To illustrate all of this, lets consider an example: FLT4. Right now the HGNC provided name for this is FLT4. In the future this could change but for the most part these names are stable. FLT4 has at least four synonyms: PCL; FLT41; LMPH1A; VEGFR3. The official full name is 'fms-related tyrosine kinase 4'. In this case, the gene is being named according to its function as a kinase (an enzyme that transfers phosphate groups from a donor molecule to a substrate). It has the synonym 'VEGFR3' because it acts as a tyrosine kinase receptor for vascular endothelial growth factors C and D. So VEGFR3 describes its name in a signalling context, another broad way to think about the function of certain genes. It is also called 'LMPH1A' because mutations in this gene cause hereditary lymphedema type IA. FLT41 refers to a long isoform, expressed from the same locus.
To get a good feel for how gene naming evolves, repeat this exercise for several genes, examining the Entrez Gene record, HUGO entry, and so on for each. For example consider: ERBB2 (HER2), KMT2A (MLL), and DMD.

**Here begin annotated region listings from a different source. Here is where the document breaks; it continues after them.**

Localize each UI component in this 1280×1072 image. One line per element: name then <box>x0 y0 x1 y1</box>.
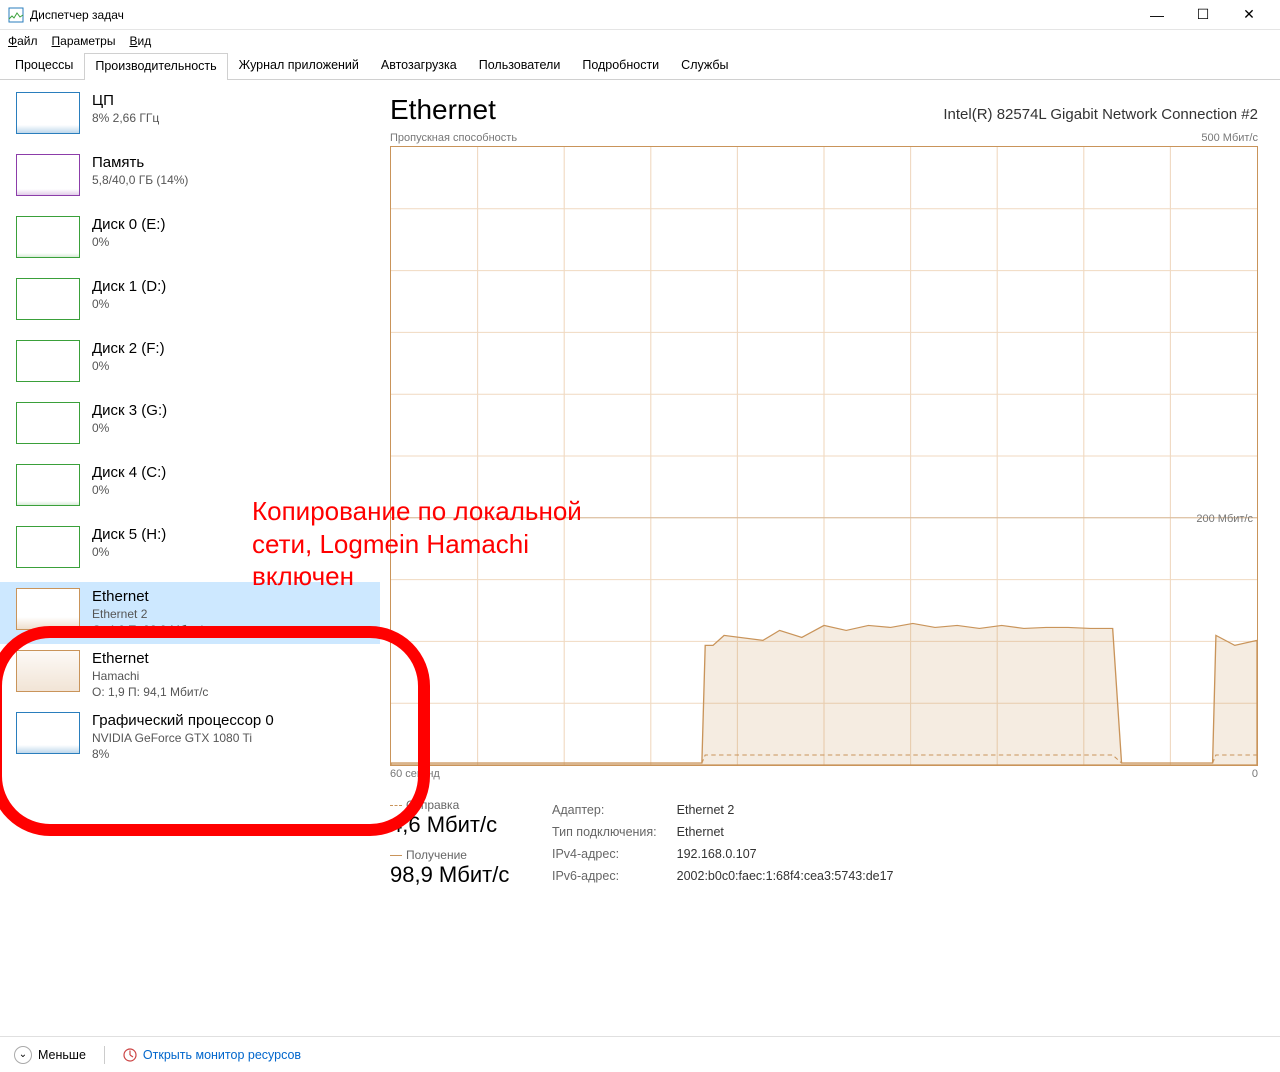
tab-services[interactable]: Службы <box>670 52 739 79</box>
chart-label-bottom-right: 0 <box>1252 768 1258 780</box>
adapter-value: Ethernet 2 <box>677 800 894 820</box>
sidebar-item-sub: 0% <box>92 297 166 311</box>
chart-label-bottom-left: 60 секунд <box>390 768 440 780</box>
sidebar-item-ethernet-hamachi[interactable]: Ethernet Hamachi О: 1,9 П: 94,1 Мбит/с <box>0 644 380 706</box>
disk-thumb-icon <box>16 278 80 320</box>
sidebar-item-sub: 0% <box>92 235 165 249</box>
sidebar-item-sub: 0% <box>92 545 166 559</box>
titlebar: Диспетчер задач — ☐ ✕ <box>0 0 1280 30</box>
main-panel: Ethernet Intel(R) 82574L Gigabit Network… <box>380 80 1280 1036</box>
disk-thumb-icon <box>16 340 80 382</box>
tab-processes[interactable]: Процессы <box>4 52 84 79</box>
sidebar-item-disk-3[interactable]: Диск 3 (G:) 0% <box>0 396 380 458</box>
minimize-button[interactable]: — <box>1134 0 1180 30</box>
tab-performance[interactable]: Производительность <box>84 53 227 80</box>
sidebar-item-sub2: 8% <box>92 747 274 761</box>
sidebar-item-memory[interactable]: Память 5,8/40,0 ГБ (14%) <box>0 148 380 210</box>
device-name: Intel(R) 82574L Gigabit Network Connecti… <box>943 106 1258 123</box>
gridline-label: 200 Мбит/с <box>1196 513 1253 525</box>
sidebar-item-title: Диск 0 (E:) <box>92 216 165 233</box>
ipv6-value: 2002:b0c0:faec:1:68f4:cea3:5743:de17 <box>677 866 894 886</box>
divider <box>104 1046 105 1064</box>
disk-thumb-icon <box>16 216 80 258</box>
conn-type-value: Ethernet <box>677 822 894 842</box>
sidebar-item-sub: NVIDIA GeForce GTX 1080 Ti <box>92 731 274 745</box>
sidebar-item-title: Диск 2 (F:) <box>92 340 165 357</box>
sidebar-item-sub: 0% <box>92 359 165 373</box>
sidebar-item-sub: Hamachi <box>92 669 208 683</box>
close-button[interactable]: ✕ <box>1226 0 1272 30</box>
sidebar-item-sub: 8% 2,66 ГГц <box>92 111 159 125</box>
sidebar: ЦП 8% 2,66 ГГц Память 5,8/40,0 ГБ (14%) … <box>0 80 380 1036</box>
sidebar-item-sub: 0% <box>92 483 166 497</box>
throughput-chart[interactable]: 200 Мбит/с <box>390 146 1258 766</box>
open-resource-monitor-link[interactable]: Открыть монитор ресурсов <box>123 1048 301 1062</box>
sidebar-item-disk-0[interactable]: Диск 0 (E:) 0% <box>0 210 380 272</box>
window-title: Диспетчер задач <box>30 8 1134 22</box>
sidebar-item-disk-2[interactable]: Диск 2 (F:) 0% <box>0 334 380 396</box>
sidebar-item-title: Диск 3 (G:) <box>92 402 167 419</box>
send-label: Отправка <box>390 798 520 812</box>
cpu-thumb-icon <box>16 92 80 134</box>
sidebar-item-disk-5[interactable]: Диск 5 (H:) 0% <box>0 520 380 582</box>
sidebar-item-cpu[interactable]: ЦП 8% 2,66 ГГц <box>0 86 380 148</box>
sidebar-item-sub2: О: 4,6 П: 98,9 Мбит/с <box>92 623 208 637</box>
menu-file[interactable]: Файл <box>8 34 38 48</box>
sidebar-item-title: Ethernet <box>92 650 208 667</box>
sidebar-item-title: Диск 1 (D:) <box>92 278 166 295</box>
sidebar-item-title: Ethernet <box>92 588 208 605</box>
memory-thumb-icon <box>16 154 80 196</box>
disk-thumb-icon <box>16 526 80 568</box>
sidebar-item-title: ЦП <box>92 92 159 109</box>
sidebar-item-title: Диск 4 (C:) <box>92 464 166 481</box>
tab-users[interactable]: Пользователи <box>468 52 572 79</box>
ipv6-label: IPv6-адрес: <box>552 866 675 886</box>
tab-startup[interactable]: Автозагрузка <box>370 52 468 79</box>
disk-thumb-icon <box>16 464 80 506</box>
ipv4-label: IPv4-адрес: <box>552 844 675 864</box>
chevron-down-icon: ⌄ <box>14 1046 32 1064</box>
sidebar-item-title: Память <box>92 154 188 171</box>
adapter-info-table: Адаптер:Ethernet 2 Тип подключения:Ether… <box>550 798 896 888</box>
gpu-thumb-icon <box>16 712 80 754</box>
chart-label-top-left: Пропускная способность <box>390 132 517 144</box>
recv-value: 98,9 Мбит/с <box>390 862 520 888</box>
send-value: 4,6 Мбит/с <box>390 812 520 838</box>
resource-monitor-icon <box>123 1048 137 1062</box>
sidebar-item-gpu-0[interactable]: Графический процессор 0 NVIDIA GeForce G… <box>0 706 380 768</box>
tab-app-history[interactable]: Журнал приложений <box>228 52 370 79</box>
sidebar-item-ethernet-2[interactable]: Ethernet Ethernet 2 О: 4,6 П: 98,9 Мбит/… <box>0 582 380 644</box>
chart-label-top-right: 500 Мбит/с <box>1201 132 1258 144</box>
sidebar-item-sub: Ethernet 2 <box>92 607 208 621</box>
menu-params[interactable]: Параметры <box>52 34 116 48</box>
recv-label: Получение <box>390 848 520 862</box>
network-thumb-icon <box>16 588 80 630</box>
sidebar-item-sub: 5,8/40,0 ГБ (14%) <box>92 173 188 187</box>
disk-thumb-icon <box>16 402 80 444</box>
menu-view[interactable]: Вид <box>129 34 151 48</box>
sidebar-item-sub2: О: 1,9 П: 94,1 Мбит/с <box>92 685 208 699</box>
tabbar: Процессы Производительность Журнал прило… <box>0 52 1280 80</box>
sidebar-item-title: Диск 5 (H:) <box>92 526 166 543</box>
tab-details[interactable]: Подробности <box>571 52 670 79</box>
app-icon <box>8 7 24 23</box>
page-title: Ethernet <box>390 94 496 126</box>
fewer-details-button[interactable]: ⌄ Меньше <box>14 1046 86 1064</box>
sidebar-item-disk-4[interactable]: Диск 4 (C:) 0% <box>0 458 380 520</box>
adapter-label: Адаптер: <box>552 800 675 820</box>
sidebar-item-disk-1[interactable]: Диск 1 (D:) 0% <box>0 272 380 334</box>
maximize-button[interactable]: ☐ <box>1180 0 1226 30</box>
ipv4-value: 192.168.0.107 <box>677 844 894 864</box>
footer: ⌄ Меньше Открыть монитор ресурсов <box>0 1036 1280 1072</box>
menubar: Файл Параметры Вид <box>0 30 1280 52</box>
conn-type-label: Тип подключения: <box>552 822 675 842</box>
sidebar-item-sub: 0% <box>92 421 167 435</box>
sidebar-item-title: Графический процессор 0 <box>92 712 274 729</box>
network-thumb-icon <box>16 650 80 692</box>
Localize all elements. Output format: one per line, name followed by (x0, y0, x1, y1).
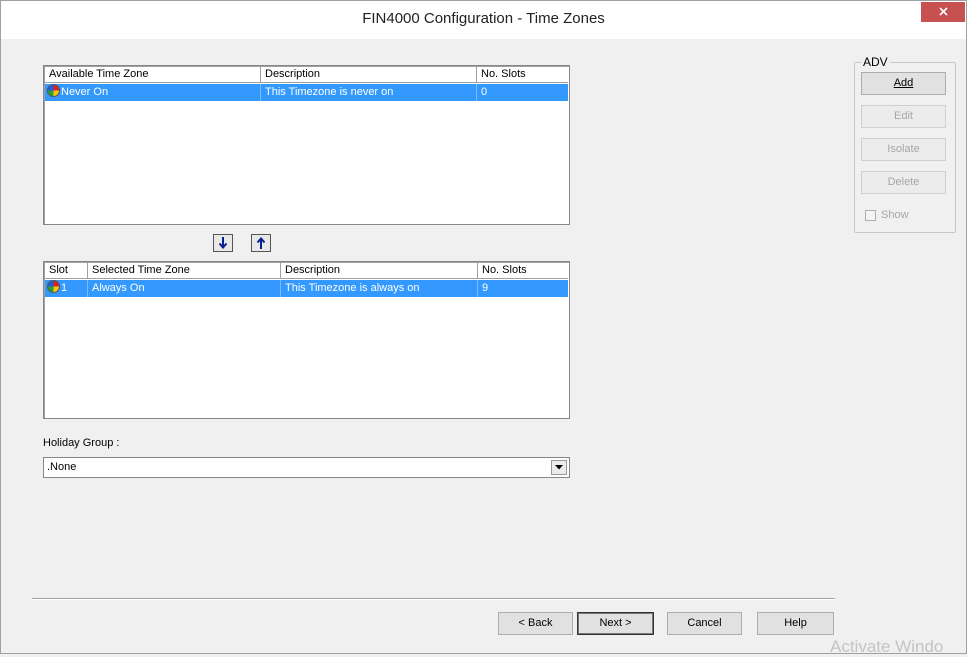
selected-row-name: Always On (88, 280, 281, 297)
holiday-group-label: Holiday Group : (43, 437, 120, 449)
move-up-button[interactable] (251, 234, 271, 252)
edit-button[interactable]: Edit (861, 105, 946, 128)
column-header-no-slots[interactable]: No. Slots (477, 67, 568, 83)
selected-row-slot: 1 (61, 282, 68, 294)
timezone-icon (47, 280, 60, 293)
column-header-selected-time-zone[interactable]: Selected Time Zone (88, 263, 281, 279)
holiday-group-select[interactable]: .None (43, 457, 570, 478)
column-header-slot[interactable]: Slot (45, 263, 88, 279)
adv-group-legend: ADV (861, 55, 890, 69)
window-title: FIN4000 Configuration - Time Zones (362, 10, 605, 27)
selected-row-slot-cell: 1 (45, 280, 88, 297)
timezone-icon (47, 84, 60, 97)
chevron-down-icon (555, 465, 563, 470)
cancel-button[interactable]: Cancel (667, 612, 742, 635)
help-button[interactable]: Help (757, 612, 834, 635)
footer-separator (32, 598, 835, 600)
isolate-button[interactable]: Isolate (861, 138, 946, 161)
selected-timezones-list[interactable]: Slot Selected Time Zone Description No. … (43, 261, 570, 419)
selected-row-slots: 9 (482, 282, 489, 294)
show-checkbox-label: Show (881, 209, 909, 221)
configuration-window: FIN4000 Configuration - Time Zones Avail… (0, 0, 967, 656)
arrow-down-icon (218, 237, 228, 249)
back-button[interactable]: < Back (498, 612, 573, 635)
column-header-description[interactable]: Description (261, 67, 477, 83)
close-icon (938, 7, 948, 16)
add-button[interactable]: Add (861, 72, 946, 95)
next-button[interactable]: Next > (577, 612, 654, 635)
title-bar: FIN4000 Configuration - Time Zones (1, 1, 966, 39)
arrow-up-icon (256, 237, 266, 249)
close-button[interactable] (921, 2, 965, 22)
available-row-name: Never On (61, 86, 109, 98)
available-timezones-list[interactable]: Available Time Zone Description No. Slot… (43, 65, 570, 225)
available-row-slots: 0 (481, 86, 488, 98)
holiday-group-value: .None (47, 461, 77, 473)
selected-row-description: This Timezone is always on (281, 280, 478, 297)
show-checkbox[interactable]: Show (865, 209, 909, 221)
selected-list-header: Slot Selected Time Zone Description No. … (45, 263, 568, 279)
show-checkbox-box[interactable] (865, 209, 876, 221)
move-down-button[interactable] (213, 234, 233, 252)
column-header-available-time-zone[interactable]: Available Time Zone (45, 67, 261, 83)
activation-watermark: Activate Windo (830, 637, 944, 656)
column-header-description[interactable]: Description (281, 263, 478, 279)
column-header-no-slots[interactable]: No. Slots (478, 263, 568, 279)
delete-button[interactable]: Delete (861, 171, 946, 194)
add-button-label: Add (893, 77, 914, 89)
available-row-name-cell: Never On (45, 84, 261, 101)
selected-row-always-on[interactable]: 1 Always On This Timezone is always on 9 (45, 280, 568, 297)
available-row-never-on[interactable]: Never On This Timezone is never on 0 (45, 84, 568, 101)
available-list-header: Available Time Zone Description No. Slot… (45, 67, 568, 83)
available-row-description: This Timezone is never on (261, 84, 477, 101)
holiday-group-dropdown-button[interactable] (551, 460, 567, 475)
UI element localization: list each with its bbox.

There are two major sources for gene names:
- Internal database ids that reflect the identity of a gene within a repository: genbank ids (unique per entry), accession numbers (these may have versions and refer to updated data for a given entity) and locus numbers (these refer to a location on a genome). Each database may have its own rules: ucsc ids, ensembl ids etc.
- Biologically meaningful gene nomenclature that conforms to the rules established for a given organism. These rules may be different for different organisms. You can read more details here: http://en.wikipedia.org/wiki/Gene_nomenclature See the list for different organisms.
For example the rules for naming human genes can be seen here: http://www.genenames.org/guidelines.html
Science works by domain. Even if a name is not so great in the big scheme, people in a given group stick to their group standards. Authors in the life sciences use not what seems as strange names in their articles, because in the context of the article, the given name is obvious to all (human) readers. Names are created by authors and make sense usually in the context of a publication. Different people can name things differently.
The curators of the main databases that collect these gene names (RefSeq, HGNC, OMIM, UniProt for human, MGI for mice, flybase for flies, etc) then add all synonyms that they find in the papers they read which means that there are many synonyms that are not unique to a gene and seem weird when you look at the list.